O’Dell is seeking additional medical records and Mays’ work schedule on behalf of the veterans’ families to see if he can tie Mays to those deaths as well. “These people deserve answers,” he said.
Another unanswered question is Mays’ motive. U.S. Attorney Bill Powell, whose office investigated the case, said after the plea deal, that “is the million dollar question. She never told us why she did it.”
However, U.S. Senator Joe Manchin, who has been pressing the Veterans Administration for answers, suggested on Talkline Thursday that Mays may be cooperating with the investigation by the VA’s Office of Inspector General.
Manchin said the OIG’s office told him, “She (Mays) is working with them. They will be using Reta Mays sentencing as a lever to get more information from her on other victims.”

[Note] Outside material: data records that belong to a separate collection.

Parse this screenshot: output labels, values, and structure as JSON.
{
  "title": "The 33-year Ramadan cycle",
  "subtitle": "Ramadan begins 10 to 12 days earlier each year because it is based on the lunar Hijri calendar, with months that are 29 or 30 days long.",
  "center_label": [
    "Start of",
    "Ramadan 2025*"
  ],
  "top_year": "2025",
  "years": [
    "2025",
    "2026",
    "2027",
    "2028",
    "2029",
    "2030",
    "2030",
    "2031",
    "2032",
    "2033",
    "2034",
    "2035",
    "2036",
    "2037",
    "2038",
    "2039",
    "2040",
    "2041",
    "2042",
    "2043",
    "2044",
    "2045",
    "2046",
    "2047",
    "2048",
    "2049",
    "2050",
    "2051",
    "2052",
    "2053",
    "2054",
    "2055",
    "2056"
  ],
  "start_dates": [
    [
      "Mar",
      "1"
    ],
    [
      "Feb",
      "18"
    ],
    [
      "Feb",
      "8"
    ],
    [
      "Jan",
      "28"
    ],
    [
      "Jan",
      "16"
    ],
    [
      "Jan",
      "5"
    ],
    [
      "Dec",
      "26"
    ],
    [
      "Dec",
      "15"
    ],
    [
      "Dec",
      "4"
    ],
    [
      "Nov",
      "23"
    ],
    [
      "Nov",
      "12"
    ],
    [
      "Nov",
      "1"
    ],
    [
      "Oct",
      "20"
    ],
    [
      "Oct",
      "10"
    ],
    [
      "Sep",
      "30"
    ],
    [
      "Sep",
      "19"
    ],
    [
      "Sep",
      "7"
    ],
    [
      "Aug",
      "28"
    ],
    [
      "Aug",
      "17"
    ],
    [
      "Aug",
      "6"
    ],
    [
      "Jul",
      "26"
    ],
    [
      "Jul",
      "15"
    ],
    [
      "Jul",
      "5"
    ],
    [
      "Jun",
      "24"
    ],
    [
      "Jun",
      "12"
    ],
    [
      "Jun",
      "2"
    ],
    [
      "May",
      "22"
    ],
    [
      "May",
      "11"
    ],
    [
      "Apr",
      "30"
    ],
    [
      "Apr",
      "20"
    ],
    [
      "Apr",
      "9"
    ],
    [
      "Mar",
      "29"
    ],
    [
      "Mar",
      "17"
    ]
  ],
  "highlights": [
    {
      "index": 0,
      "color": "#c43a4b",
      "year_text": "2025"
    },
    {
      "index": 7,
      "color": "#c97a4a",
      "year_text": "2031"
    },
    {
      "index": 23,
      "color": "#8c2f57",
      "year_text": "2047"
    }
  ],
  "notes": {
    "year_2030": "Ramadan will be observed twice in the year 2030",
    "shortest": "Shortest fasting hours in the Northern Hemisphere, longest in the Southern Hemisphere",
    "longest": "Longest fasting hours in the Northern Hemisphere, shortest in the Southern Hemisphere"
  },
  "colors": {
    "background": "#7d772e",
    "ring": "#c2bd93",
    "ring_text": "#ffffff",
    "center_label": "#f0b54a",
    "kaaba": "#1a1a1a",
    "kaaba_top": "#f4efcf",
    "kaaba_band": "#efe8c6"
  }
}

Mays, 46, faces the possibility of life in prison. A status hearing is scheduled for later this month as her attorneys and prosecutors prepare arguments over her penalty. If she is cooperating with the OIG investigation, that could be a mark in her favor.
She could also provide important keys to possible system failures at the hospital that allowed the murders to go undetected for over a year.
Hospital spokesman Wesley Walls told the Washington Post that additional safeguards have since been put in place and “The notion that policies and protocols can unfailingly stop those intent on committing crimes strains credulity.”
However, O’Dell insists that the hospital was negligent and that, at minimum, the series of unexplained deaths of patients who were improving in many cases should have sounded an alarm long before the VA noticed something was amiss.
If Manchin is right and Mays is cooperating, the final Inspector General’s report should help fill in the blanks of this ghastly episode and help determine whether system failures at the VA hospital allowed her to get away with it for as long as she did.